Missing Values Analyzer
Find missing data by cell, row, or column in any CSV
Missing Values Analyzer
Missing data is one of the most common problems in real-world datasets. Before handling missing values through imputation or exclusion, you need to know which columns or rows are affected, how severely, and what pattern the missingness follows. This tool performs that analysis instantly on any CSV dataset, entirely in your browser.
How to Use This Tool
- Paste your CSV — the first row is treated as the header.
- Missing tokens — enter a comma-separated list of values that represent missingness in your data. Defaults: blank, NA, N/A, null, none, undefined. Add custom values like "?" or "-".
- Analysis mode — choose how to report missing data:
- Cell: counts every individual missing cell across the entire dataset.
- Row: counts and lists rows where at least one value is missing.
- Column: counts missing values per column with rates and identifies the most affected columns.
Understanding the Analysis Modes
Cell mode gives you the total missing cell count and overall missing rate — useful for a single-number summary of data completeness.
Row mode identifies incomplete records. Useful when you plan to use listwise deletion (removing rows with any missing value) and need to know how many rows you would lose.
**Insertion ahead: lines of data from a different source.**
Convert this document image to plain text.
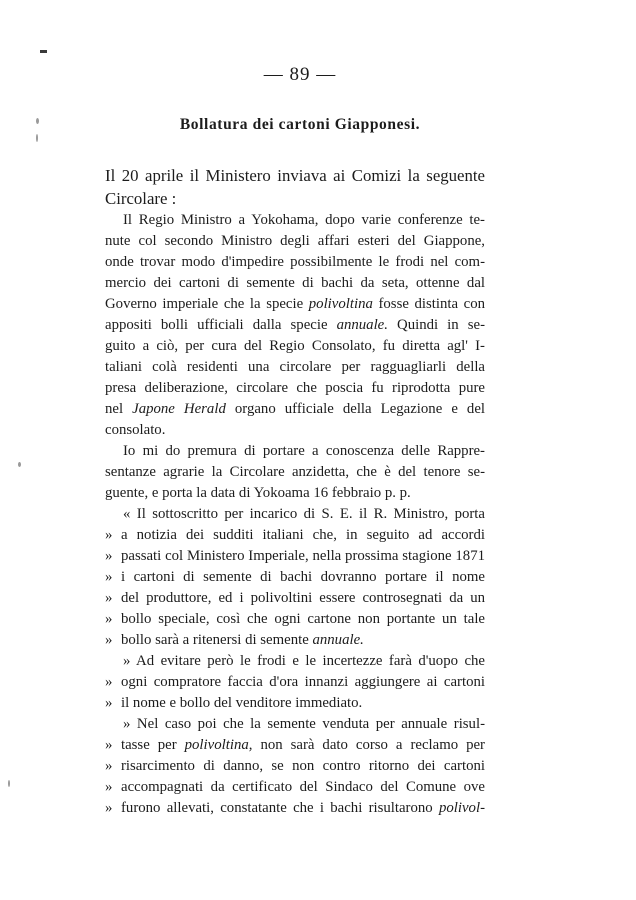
— 89 —
Bollatura dei cartoni Giapponesi.
Il 20 aprile il Ministero inviava ai Comizi la seguente
Circolare :
Il Regio Ministro a Yokohama, dopo varie conferenze te-
nute col secondo Ministro degli affari esteri del Giappone,
onde trovar modo d'impedire possibilmente le frodi nel com-
mercio dei cartoni di semente di bachi da seta, ottenne dal
Governo imperiale che la specie polivoltina fosse distinta con
appositi bolli ufficiali dalla specie annuale. Quindi in se-
guito a ciò, per cura del Regio Consolato, fu diretta agl' I-
taliani colà residenti una circolare per ragguagliarli della
presa deliberazione, circolare che poscia fu riprodotta pure
nel Japone Herald organo ufficiale della Legazione e del
consolato.
Io mi do premura di portare a conoscenza delle Rappre-
sentanze agrarie la Circolare anzidetta, che è del tenore se-
guente, e porta la data di Yokoama 16 febbraio p. p.
« Il sottoscritto per incarico di S. E. il R. Ministro, porta
» a notizia dei sudditi italiani che, in seguito ad accordi
» passati col Ministero Imperiale, nella prossima stagione 1871
» i cartoni di semente di bachi dovranno portare il nome
» del produttore, ed i polivoltini essere controsegnati da un
» bollo speciale, così che ogni cartone non portante un tale
» bollo sarà a ritenersi di semente annuale.
» Ad evitare però le frodi e le incertezze farà d'uopo che
» ogni compratore faccia d'ora innanzi aggiungere ai cartoni
» il nome e bollo del venditore immediato.
» Nel caso poi che la semente venduta per annuale risul-
» tasse per polivoltina, non sarà dato corso a reclamo per
» risarcimento di danno, se non contro ritorno dei cartoni
» accompagnati da certificato del Sindaco del Comune ove
» furono allevati, constatante che i bachi risultarono polivol-
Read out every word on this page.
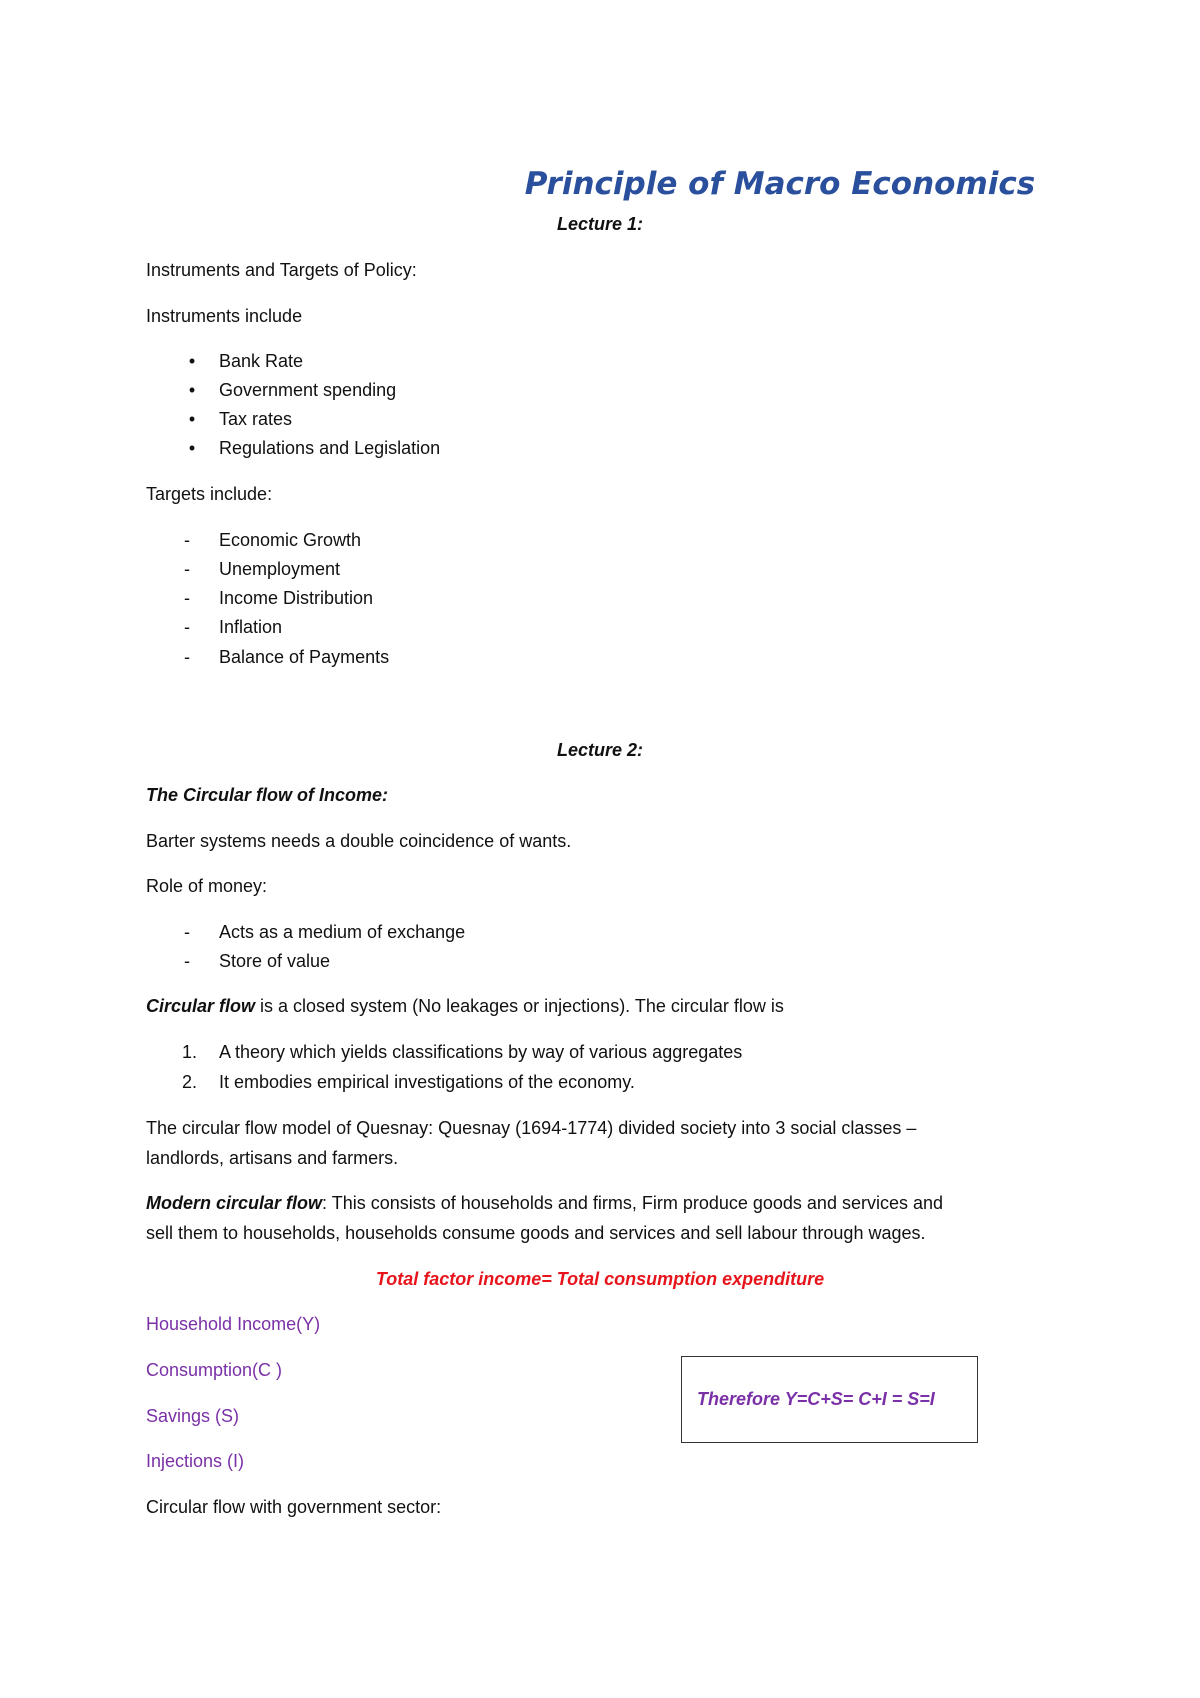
Principle of Macro Economics
Lecture 1:
Instruments and Targets of Policy:
Instruments include
•	Bank Rate
•	Government spending
•	Tax rates
•	Regulations and Legislation
Targets include:
- Economic Growth
- Unemployment
- Income Distribution
- Inflation
- Balance of Payments
Lecture 2:
The Circular flow of Income:
Barter systems needs a double coincidence of wants.
Role of money:
- Acts as a medium of exchange
- Store of value
Circular flow is a closed system (No leakages or injections). The circular flow is
1. A theory which yields classifications by way of various aggregates
2. It embodies empirical investigations of the economy.
The circular flow model of Quesnay: Quesnay (1694-1774) divided society into 3 social classes –
landlords, artisans and farmers.
Modern circular flow: This consists of households and firms, Firm produce goods and services and
sell them to households, households consume goods and services and sell labour through wages.
Total factor income= Total consumption expenditure
Household Income(Y)
Consumption(C )
Savings (S)
Injections (I)
Therefore Y=C+S= C+I = S=I
Circular flow with government sector:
Column mode shows per-column missing rates, helping you decide which columns are candidates for imputation vs. removal.
Types of Missingness
MCAR (Missing Completely At Random): Missingness has no pattern — it is as likely in any row or column. Listwise deletion is valid but reduces sample size.
MAR (Missing At Random): Missingness depends on other observed variables but not on the missing value itself. Imputation based on other columns is appropriate.
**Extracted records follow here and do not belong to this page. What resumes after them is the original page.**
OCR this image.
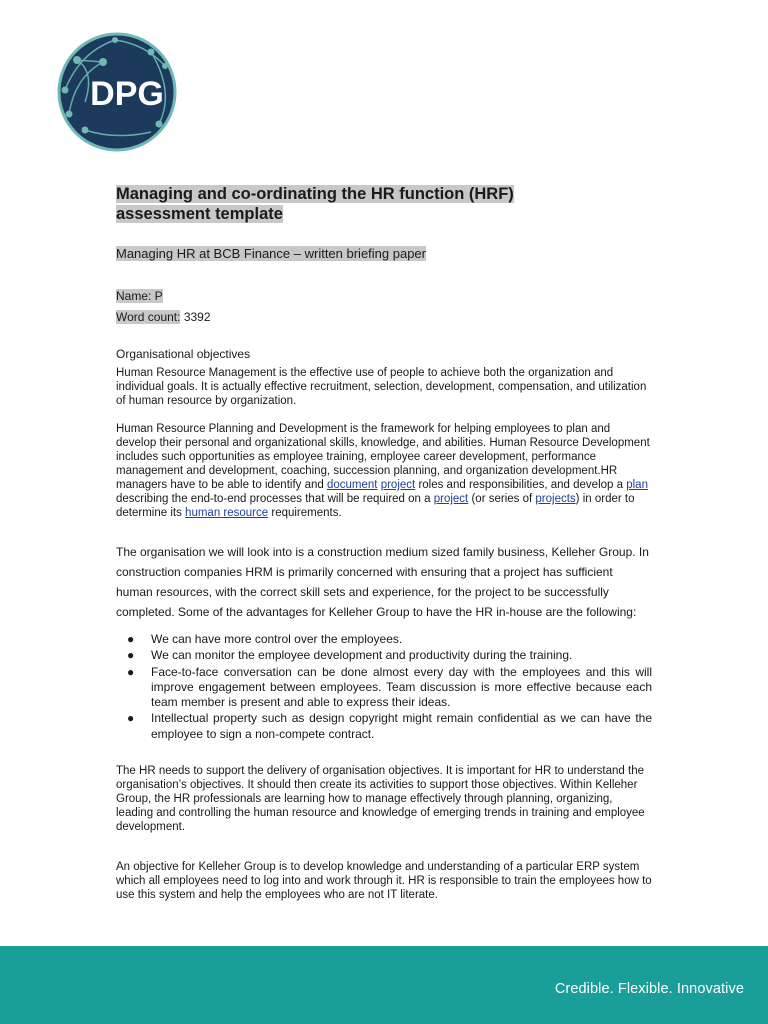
DPG

Managing and co-ordinating the HR function (HRF)
assessment template

Managing HR at BCB Finance – written briefing paper

Name: P

Word count: 3392

Organisational objectives

Human Resource Management is the effective use of people to achieve both the organization and individual goals. It is actually effective recruitment, selection, development, compensation, and utilization of human resource by organization.

Human Resource Planning and Development is the framework for helping employees to plan and develop their personal and organizational skills, knowledge, and abilities. Human Resource Development includes such opportunities as employee training, employee career development, performance management and development, coaching, succession planning, and organization development.HR managers have to be able to identify and document project roles and responsibilities, and develop a plan describing the end-to-end processes that will be required on a project (or series of projects) in order to determine its human resource requirements.

The organisation we will look into is a construction medium sized family business, Kelleher Group. In construction companies HRM is primarily concerned with ensuring that a project has sufficient human resources, with the correct skill sets and experience, for the project to be successfully completed. Some of the advantages for Kelleher Group to have the HR in-house are the following:

● We can have more control over the employees.
● We can monitor the employee development and productivity during the training.
● Face-to-face conversation can be done almost every day with the employees and this will improve engagement between employees. Team discussion is more effective because each team member is present and able to express their ideas.
● Intellectual property such as design copyright might remain confidential as we can have the employee to sign a non-compete contract.

The HR needs to support the delivery of organisation objectives. It is important for HR to understand the organisation’s objectives. It should then create its activities to support those objectives. Within Kelleher Group, the HR professionals are learning how to manage effectively through planning, organizing, leading and controlling the human resource and knowledge of emerging trends in training and employee development.

An objective for Kelleher Group is to develop knowledge and understanding of a particular ERP system which all employees need to log into and work through it. HR is responsible to train the employees how to use this system and help the employees who are not IT literate.

Credible. Flexible. Innovative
MNAR (Missing Not At Random): The probability of a value being missing depends on the missing value itself (e.g., high earners skip income questions). This requires careful modeling and cannot be fixed with simple imputation.
Common Strategies for Handling Missing Data
- Remove rows — if few rows have missing values and the data is MCAR.
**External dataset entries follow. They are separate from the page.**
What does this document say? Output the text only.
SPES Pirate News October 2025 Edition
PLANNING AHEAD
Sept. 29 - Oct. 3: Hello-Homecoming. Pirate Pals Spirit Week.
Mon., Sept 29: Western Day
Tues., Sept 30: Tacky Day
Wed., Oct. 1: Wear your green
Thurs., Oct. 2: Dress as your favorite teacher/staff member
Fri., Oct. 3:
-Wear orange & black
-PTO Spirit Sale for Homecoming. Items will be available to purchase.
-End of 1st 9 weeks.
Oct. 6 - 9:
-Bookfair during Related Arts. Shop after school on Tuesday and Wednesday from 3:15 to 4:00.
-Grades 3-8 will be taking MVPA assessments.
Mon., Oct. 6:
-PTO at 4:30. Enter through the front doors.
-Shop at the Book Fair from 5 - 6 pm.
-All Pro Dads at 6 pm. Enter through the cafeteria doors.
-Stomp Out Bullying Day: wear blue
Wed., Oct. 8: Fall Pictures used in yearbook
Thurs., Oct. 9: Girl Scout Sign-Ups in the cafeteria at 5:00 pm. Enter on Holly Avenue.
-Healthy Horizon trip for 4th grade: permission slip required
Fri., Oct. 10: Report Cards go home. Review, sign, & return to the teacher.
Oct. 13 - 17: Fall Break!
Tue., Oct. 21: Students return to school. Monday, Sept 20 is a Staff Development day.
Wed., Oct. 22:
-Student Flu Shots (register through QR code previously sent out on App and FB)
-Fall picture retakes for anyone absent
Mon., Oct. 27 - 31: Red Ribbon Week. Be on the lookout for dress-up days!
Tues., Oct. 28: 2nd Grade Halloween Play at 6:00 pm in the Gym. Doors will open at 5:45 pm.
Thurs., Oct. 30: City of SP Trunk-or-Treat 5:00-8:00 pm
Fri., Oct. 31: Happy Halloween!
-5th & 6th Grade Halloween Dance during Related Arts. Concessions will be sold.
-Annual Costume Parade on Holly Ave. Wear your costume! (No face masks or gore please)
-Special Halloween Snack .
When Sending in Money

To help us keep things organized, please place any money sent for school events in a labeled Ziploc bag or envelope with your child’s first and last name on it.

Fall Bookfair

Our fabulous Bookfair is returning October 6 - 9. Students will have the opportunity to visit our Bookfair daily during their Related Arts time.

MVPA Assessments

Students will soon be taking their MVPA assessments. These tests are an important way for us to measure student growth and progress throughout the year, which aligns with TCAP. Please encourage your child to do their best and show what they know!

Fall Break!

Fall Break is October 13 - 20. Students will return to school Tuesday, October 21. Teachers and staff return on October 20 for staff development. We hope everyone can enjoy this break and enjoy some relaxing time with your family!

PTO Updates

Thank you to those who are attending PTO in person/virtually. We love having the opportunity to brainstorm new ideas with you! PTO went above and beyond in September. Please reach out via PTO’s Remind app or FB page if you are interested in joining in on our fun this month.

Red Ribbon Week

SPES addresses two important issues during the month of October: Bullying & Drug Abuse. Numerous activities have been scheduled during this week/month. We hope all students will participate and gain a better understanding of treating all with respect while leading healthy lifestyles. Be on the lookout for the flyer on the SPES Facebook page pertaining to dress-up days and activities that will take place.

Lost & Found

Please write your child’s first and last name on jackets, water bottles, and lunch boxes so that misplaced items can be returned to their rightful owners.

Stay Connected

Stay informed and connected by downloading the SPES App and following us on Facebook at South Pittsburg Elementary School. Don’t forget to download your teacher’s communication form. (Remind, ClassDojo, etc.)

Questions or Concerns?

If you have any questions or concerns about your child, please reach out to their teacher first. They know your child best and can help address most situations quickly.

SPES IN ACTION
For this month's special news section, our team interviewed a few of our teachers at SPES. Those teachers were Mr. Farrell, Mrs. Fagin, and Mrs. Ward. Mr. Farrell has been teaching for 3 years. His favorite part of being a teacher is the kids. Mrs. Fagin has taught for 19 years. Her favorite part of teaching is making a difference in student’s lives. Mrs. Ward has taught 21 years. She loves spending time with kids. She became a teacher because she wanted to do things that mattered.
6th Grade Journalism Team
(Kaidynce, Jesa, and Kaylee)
- Remove columns — if a column has >40–50% missing values and imputation would introduce too much noise.
- Mean/median imputation — fill with column mean (numeric) or mode (categorical). Simple but introduces bias for MAR data.
- Model-based imputation — predict missing values using a regression model trained on observed columns. More accurate for MAR.
- Indicator variables — add a binary column flagging whether a value was imputed, letting the model learn the missingness pattern.